Le marché chinois du smartphone a démarré 2026 sur une note difficile, mais comme souvent, Apple parvient une nouvelle fois à évoluer à contre-courant. Alors que les expéditions globales ont reculé au premier trimestre, les chiffres de Counterpoint indiquent que la marque à la pomme a signé la plus forte progression parmi les principaux fabricants du pays.

Apple gagne du terrain dans un marché sous pression

Le ralentissement du marché chinois s’explique principalement par deux facteurs : un effet de base défavorable après les soutiens publics de l’an dernier, et la montée continue du coût des composants, en particulier la mémoire vive. (RAM, DRAM, NAND). Dans ce contexte, de nombreuses marques sont prises en étau entre la baisse des volumes et l’érosion des marges. Apple au contraire réussit à maintenir une dynamique favorable grâce à la solidité de ses gammes d’iPhone 17, sa gestion de la chaîne d’approvisionnement et àsa capacité à absorber une partie des hausses de coûts. Conséquence : Apple gagne 4 points de pdm sur le marché chinois et se hisse à la seconde place juste derrière Huawei.

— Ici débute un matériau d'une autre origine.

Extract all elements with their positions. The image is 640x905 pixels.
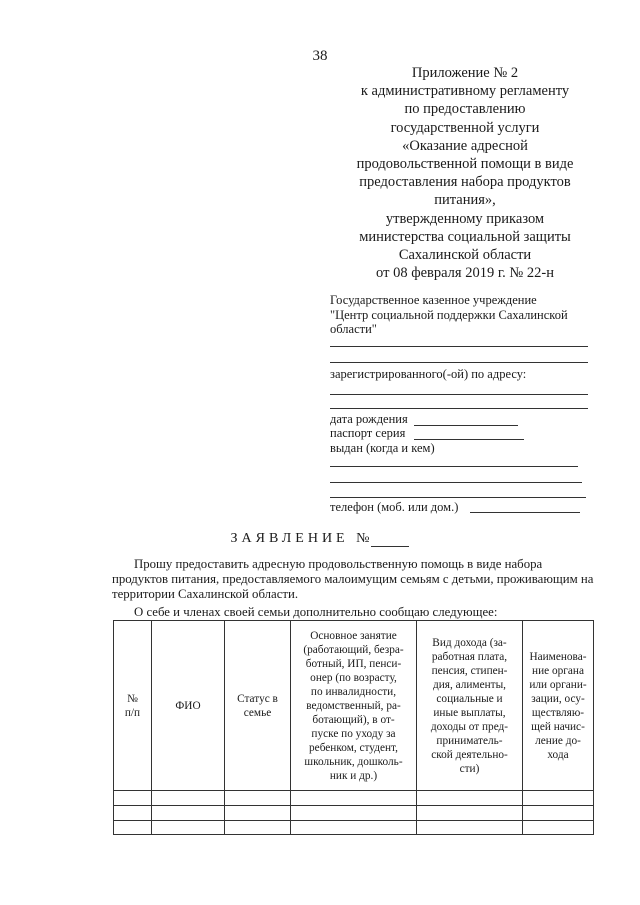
table-cell[interactable] [291, 806, 417, 821]
appendix-line: к административному регламенту [360, 83, 570, 100]
addressee-line: области" [330, 322, 377, 336]
column-header-status: Статус в семье [225, 621, 291, 791]
passport-label: паспорт серия [330, 426, 406, 440]
issued-label: выдан (когда и кем) [330, 441, 435, 455]
statement-title-word: ЗАЯВЛЕНИЕ [230, 531, 349, 546]
table-row [114, 806, 594, 821]
table-cell[interactable] [523, 791, 594, 806]
birth-date-label: дата рождения [330, 412, 408, 426]
column-header-organization: Наименова- ние органа или органи- зации, осу- ществляю- щей начис- ление до- хода [523, 621, 594, 791]
request-text: Прошу предоставить адресную продовольственную помощь в виде набора продуктов питания, предоставляемого малоимущим семьям с детьми, проживающим на территории Сахалинской области. [112, 557, 594, 602]
family-members-table [113, 620, 594, 835]
table-cell[interactable] [114, 821, 152, 835]
appendix-line: утвержденному приказом [385, 210, 545, 227]
table-cell[interactable] [152, 821, 225, 835]
table-cell[interactable] [152, 806, 225, 821]
table-cell[interactable] [114, 791, 152, 806]
fill-line-name-2[interactable] [330, 362, 588, 363]
appendix-line: «Оказание адресной [402, 137, 528, 154]
table-cell[interactable] [291, 821, 417, 835]
addressee-line: Государственное казенное учреждение [330, 293, 537, 307]
table-cell[interactable] [417, 791, 523, 806]
table-cell[interactable] [417, 806, 523, 821]
request-paragraph [112, 557, 596, 603]
statement-title [0, 531, 640, 547]
table-cell[interactable] [225, 806, 291, 821]
appendix-line: питания», [434, 192, 496, 209]
column-header-fio: ФИО [152, 621, 225, 791]
appendix-line: предоставления набора продуктов [359, 174, 571, 191]
fill-line-address-1[interactable] [330, 394, 588, 395]
addressee-line: "Центр социальной поддержки Сахалинской [330, 307, 568, 322]
appendix-header [340, 64, 590, 282]
appendix-line: Сахалинской области [398, 247, 532, 264]
table-cell[interactable] [152, 791, 225, 806]
number-sign: № [356, 531, 370, 546]
table-row [114, 821, 594, 835]
table-cell[interactable] [523, 806, 594, 821]
appendix-line: от 08 февраля 2019 г. № 22-н [376, 265, 554, 282]
table-row [114, 791, 594, 806]
column-header-number: № п/п [114, 621, 152, 791]
appendix-line: Приложение № 2 [411, 65, 519, 81]
appendix-line: государственной услуги [390, 119, 540, 136]
fill-line-issued-3[interactable] [330, 497, 586, 498]
appendix-line: продовольственной помощи в виде [356, 156, 574, 173]
table-cell[interactable] [523, 821, 594, 835]
fill-line-issued-2[interactable] [330, 482, 582, 483]
phone-label: телефон (моб. или дом.) [330, 500, 459, 514]
appendix-line: министерства социальной защиты [359, 228, 571, 245]
column-header-income-type: Вид дохода (за- работная плата, пенсия, стипен- дия, алименты, социальные и иные выплаты, доходы от пред- приниматель- ской деятельно- сти) [417, 621, 523, 791]
table-header-row [114, 621, 594, 791]
birth-date-field[interactable] [414, 425, 518, 426]
column-header-occupation: Основное занятие (работающий, безра- ботный, ИП, пенси- онер (по возрасту, по инвалидности, ведомственный, ра- ботающий), в от- пуске по уходу за ребенком, студент, школьник, дошколь- ник и др.) [291, 621, 417, 791]
table-cell[interactable] [114, 806, 152, 821]
statement-number-field[interactable] [371, 534, 409, 547]
passport-field[interactable] [414, 439, 524, 440]
addressee-block [330, 293, 588, 337]
appendix-line: по предоставлению [404, 101, 526, 118]
family-info-intro: О себе и членах своей семьи дополнительно сообщаю следующее: [134, 605, 498, 619]
table-cell[interactable] [225, 791, 291, 806]
fill-line-name-1[interactable] [330, 346, 588, 347]
page-number: 38 [312, 48, 328, 64]
fill-line-issued-1[interactable] [330, 466, 578, 467]
table-cell[interactable] [291, 791, 417, 806]
table-cell[interactable] [225, 821, 291, 835]
fill-line-address-2[interactable] [330, 408, 588, 409]
phone-field[interactable] [470, 512, 580, 513]
registered-address-label: зарегистрированного(-ой) по адресу: [330, 367, 527, 381]
table-cell[interactable] [417, 821, 523, 835]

La stratégie tarifaire agressive d’Apple permet donc à la firme de Cupertino de préserver l’attractivité de ses produits à un moment où plusieurs rivaux sont poussés à relever leurs prix ou à rogner sur leur compétitivité, une situation qui se répète sur d’autres marchés, comme celui des ordinateurs (le MacBook Neo semble d’autant plus intéressant au niveau tarifaire que nombre de fabricants de PC ont relevé leurs tarifs).

Huawei reste solide, mais Apple apparaît comme le mieux armé

Huawei conserve une position très forte sur son marché domestique (20% de Pdm, +1 point en un an), soutenu par ses liens avec les fournisseurs locaux et par une présence étendue sur plusieurs segments de prix, de l’entrée de gamme au flagship premium. La mauvaise opération du trimestre est réalisée par Xiaomi, dont les ventes reculent de 35% sur la période. Le fabricant chinois glisse en un an de la seconde place du marché à la 6ème (12% de Pdm)… Un gadin plutôt inquiétant…

La pression sur les composants pourrait encore rebattre les cartes

Le plus important, peut-être, est que cette situation n’a rien d’un épisode isolé. Si les tensions sur la mémoire se prolongent au deuxième trimestre et au-delà, les fabricants les moins solides risquent de devoir arbitrer entre hausses de prix, recul de leurs volumes et affaiblissement de leurs marges. Dans ce contexte toujours plus tendu, Apple pourrait continuer à tirer son épingle du jeu, précisément parce que la firme américaine dispose d’une forte base de clients « premium », d’une image de valeur refuge et surtout d’une énorme marge sur laquelle il lui est bien plus facile de répercuter les hausses de coûts.